De telles associations ont, depuis des années, pignon sur
rue aux Etats-Unis et en Grande-Bretagne mais il n'existe pas
encore en France au niveau national de regroupement de personnes
qui, s'estimant victimes des essais nucléaires français,
entendent s'informer et se défendre collectivement face
aux autorités.
Adressé "à tous ceux et celles qui ont participé aux expériences nucléaires de la France, au Sahara ou en Polynésie, à leurs familles ou à leurs proches", cet appel, selon le texte parvenu à l'AFP, fait état de "lettres inquiétantes (décès, maladies)" envoyées au CDRPC par des personnes ayant assisté à ces essais et précise qu'elles "se font plus nombreuses depuis que l'actualité est focalisée sur le syndrome du Golfe et des Balkans" .

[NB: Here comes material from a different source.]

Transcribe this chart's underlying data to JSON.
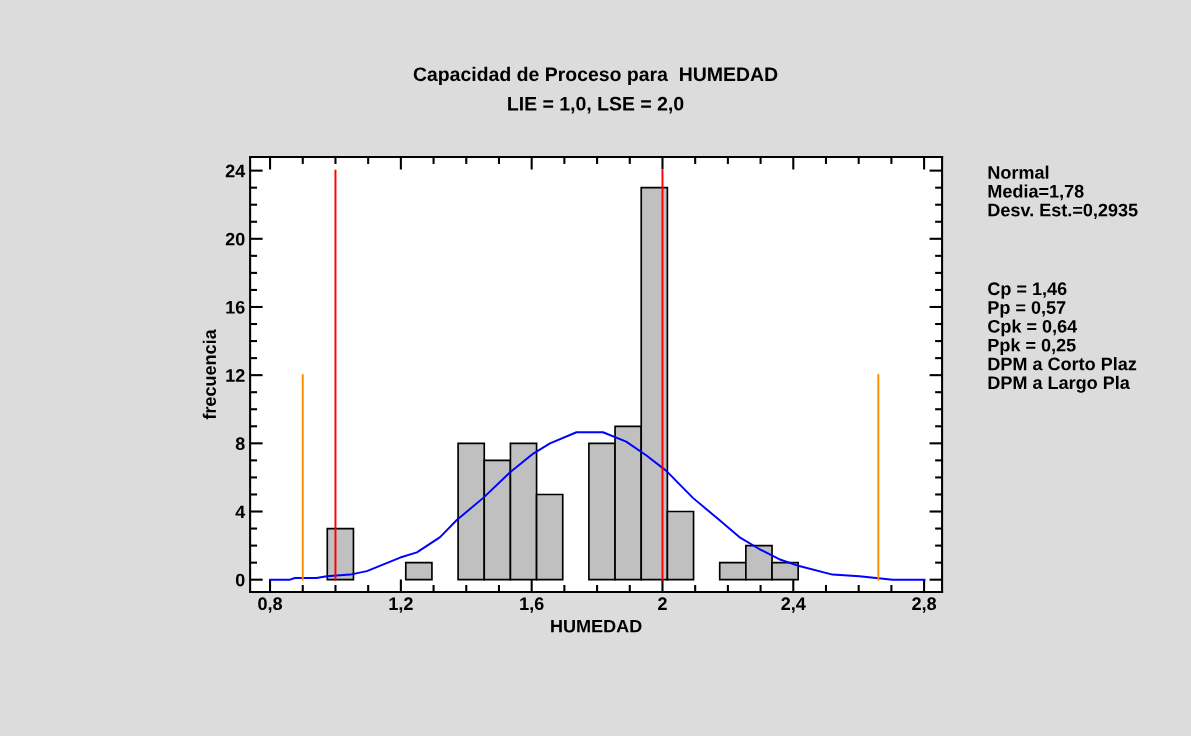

"Beaucoup se débattent individuellement dans des démarches difficiles et parfois inextricables pour faire reconnaître leurs droits et le lien entre leur état de santé actuel et la période qu'ils ont vécue du temps des essais nucléaires", écrit le CDRPC qui se propose de servir de relais pour la future association de Vétérans.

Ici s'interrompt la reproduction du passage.